What is it about titles that are so menacing? The guy you’ve been talking to and exclusively hanging out with refuses to call you his girlfriend. Avoiding the question of “What do you want to do after college?” because it feels so restrictive. Trying to figure out how to title your essay 15 minutes before the due date, and not a thing is coming to mind. What is it about these definitive labels that drive some of us up the wall?
It wasn’t until my junior year of undergrad when I finally jumped the metaphorical “title” hurdle. For about a year I had been experiencing an otherworldly rapid personality change. A once sentimental, empathetic girl was now taking form as uncaring, irresponsible, unfocused. My friends and family were catching on sooner than I could, and while I was living within the mess I was creating, many were observing it from the outside.
I always knew I was “overly-worrisome,” but suddenly this so-called worry was seeping into every aspect of my life. From not responding to emails for weeks, leaving 100+ texts unread, to not sleeping for nights in a row because I pushed a project to its absolute deadline—this worry was taking over.
Soon after, and like most women in their early twenties, I hit rock bottom. For the first time, I was forced to consider why I was feeling this constant uneasiness, and to evaluate whether what I was experiencing was normal, within relative terms. I began to understand that the numerous issues I contributed to being excessively worked up were giving rise to even larger issues, and the root of all these problems might be worth working out.
With this, I did what no one wants to do—I put a label on it.
I took a flight home where my doctor was located, the entire time in tears looking out the window. Sitting window seat has always been one of life’s smallest luxuries to me, and in those moments, I couldn’t wait for the wheels to hit the ground. The realization that I was coming face-to-face with my inner demons as soon as 9 a.m. that same morning when my doctor’s appointment was, in all actuality, was startling. I felt as if I was stepping into a new age of myself, one that I was unsure whether I’d love or despise. I was so scared of what the world and what my own mind would make of me if I walked out of her office with a diagnosis for this “worry.”
I knew that the only way I could find help for the ways I was feeling was to be vulnerable and honest, to tell my doctor exactly what was going on. And after grudgingly making it through the automatic doors of the medical office, and forcing my hand to sign in at the front table—I did exactly that. I didn’t make it through without shedding a tear or two, and my hands shook as I explained worries about schoolwork and how the happiness of my friends and family kept me up at night, but I spilled everything I had written in the narrative in my head in the days before. She was receptive and never made me feel incapable of explaining my own emotions. And after some conversation, I had a title.
At almost 21 years of age, I was diagnosed with Anxiety Disorder. While it was the label I had been fearing the most for years prior, it was the most freeing title I could have ever been given.
Now that the root of the issue was addressed and I was no longer short-ending my self-health as “excessive worry,” the doors began to open for healing. I was suddenly equipped with learning materials and a treatment plan that made me feel empowered to work on my psyche. Those who were in my corner before remained there after the title was given and gave me insight into the love and care that comes with those with your genuine interest at heart.

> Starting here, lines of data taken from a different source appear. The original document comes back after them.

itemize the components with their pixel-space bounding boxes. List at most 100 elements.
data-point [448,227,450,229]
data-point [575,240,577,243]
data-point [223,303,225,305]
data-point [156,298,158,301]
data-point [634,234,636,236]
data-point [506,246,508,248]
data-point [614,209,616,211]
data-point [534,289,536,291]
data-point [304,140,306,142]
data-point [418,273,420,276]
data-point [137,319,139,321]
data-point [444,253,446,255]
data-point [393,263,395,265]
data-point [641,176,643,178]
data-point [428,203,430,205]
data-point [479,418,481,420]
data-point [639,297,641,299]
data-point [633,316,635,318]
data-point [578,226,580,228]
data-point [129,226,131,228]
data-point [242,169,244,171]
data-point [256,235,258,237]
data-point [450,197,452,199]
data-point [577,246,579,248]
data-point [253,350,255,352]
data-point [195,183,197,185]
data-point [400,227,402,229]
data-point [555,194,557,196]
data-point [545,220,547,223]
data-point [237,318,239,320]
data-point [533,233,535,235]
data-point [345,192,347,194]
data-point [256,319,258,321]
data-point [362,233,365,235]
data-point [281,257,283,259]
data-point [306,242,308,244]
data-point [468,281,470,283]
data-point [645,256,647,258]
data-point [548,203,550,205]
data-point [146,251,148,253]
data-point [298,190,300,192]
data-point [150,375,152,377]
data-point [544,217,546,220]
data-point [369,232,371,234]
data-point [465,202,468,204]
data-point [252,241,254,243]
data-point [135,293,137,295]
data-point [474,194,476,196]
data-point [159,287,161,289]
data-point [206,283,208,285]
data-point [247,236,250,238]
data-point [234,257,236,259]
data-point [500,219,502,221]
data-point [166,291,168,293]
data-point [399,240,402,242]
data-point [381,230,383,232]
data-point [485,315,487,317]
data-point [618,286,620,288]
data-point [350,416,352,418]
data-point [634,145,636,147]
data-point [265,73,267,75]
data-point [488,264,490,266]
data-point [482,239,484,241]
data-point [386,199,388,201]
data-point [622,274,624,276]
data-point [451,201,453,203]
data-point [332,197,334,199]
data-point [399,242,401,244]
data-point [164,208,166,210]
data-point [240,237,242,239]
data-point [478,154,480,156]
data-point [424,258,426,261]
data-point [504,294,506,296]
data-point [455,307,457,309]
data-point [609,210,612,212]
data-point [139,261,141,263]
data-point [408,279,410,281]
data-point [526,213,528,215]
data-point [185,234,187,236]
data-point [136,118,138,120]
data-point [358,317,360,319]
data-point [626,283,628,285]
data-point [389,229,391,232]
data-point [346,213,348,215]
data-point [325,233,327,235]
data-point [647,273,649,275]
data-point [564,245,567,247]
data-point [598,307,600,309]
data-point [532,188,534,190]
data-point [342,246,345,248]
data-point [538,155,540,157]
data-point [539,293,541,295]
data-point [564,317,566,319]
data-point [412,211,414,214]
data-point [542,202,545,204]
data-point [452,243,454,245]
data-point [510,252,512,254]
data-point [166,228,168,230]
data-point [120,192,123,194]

I was able to move forward, slowly, but progressively, and I wasn’t walking … I was running.
Being diagnosed with Anxiety Disorder has afforded me more opportunities than if I had remained intentionally in the dark. I forgive the me of the past for being uncaring, irresponsible, unfocused. I now understand that pushing people and priorities as far away as you could was the only way for you to survive without the support you needed. I have been able to untangle my actions of the past which I thought were indecipherable, but now with a clearer perspective, I am able to see the pain I was enduring for so many years was due to the fact that I was scared of a term.
I am proud to be anxious. Like many others with anxiety, I consider myself an empath, able to connect with anyone and make them feel heard and understood. I have quick reflexes and put others first because of this empathy, making me good under pressure. I feel my emotions with such depth that putting them in ink seems natural, making me a gifted writer. I understand the infliction of certain words and the toll they can take on one’s confidence, and therefore I know how to be a good friend. To think I was holding myself back from all of these magnificent qualities while being petrified of a label that would make me “not normal,” is unbelievable.
Titles can be scary, but what is more terrifying is withholding from your authentic self because you’re scared of what the world, or your own ego, might think.
I am all of these wonderful things while simultaneously being a (now controlled) ball of anxiety. I can not remove one half of this whole and maintain the same beautifully imperfect person. My anxiety is who I am, and I have learned to ebb and flow with its seasons while teaching it to ebb and flow with mine. I am in control now, and the silly title means absolutely nothing.
I have anxiety. I am awesome. I wouldn’t have designed myself in any other format.
Titles aren’t that bad after all. Promise.
***(This article was written in special interest and in honor of Suicide Awareness Month and all those who have been affected by loved ones struggling with mental health. BREAK THE STIGMA!)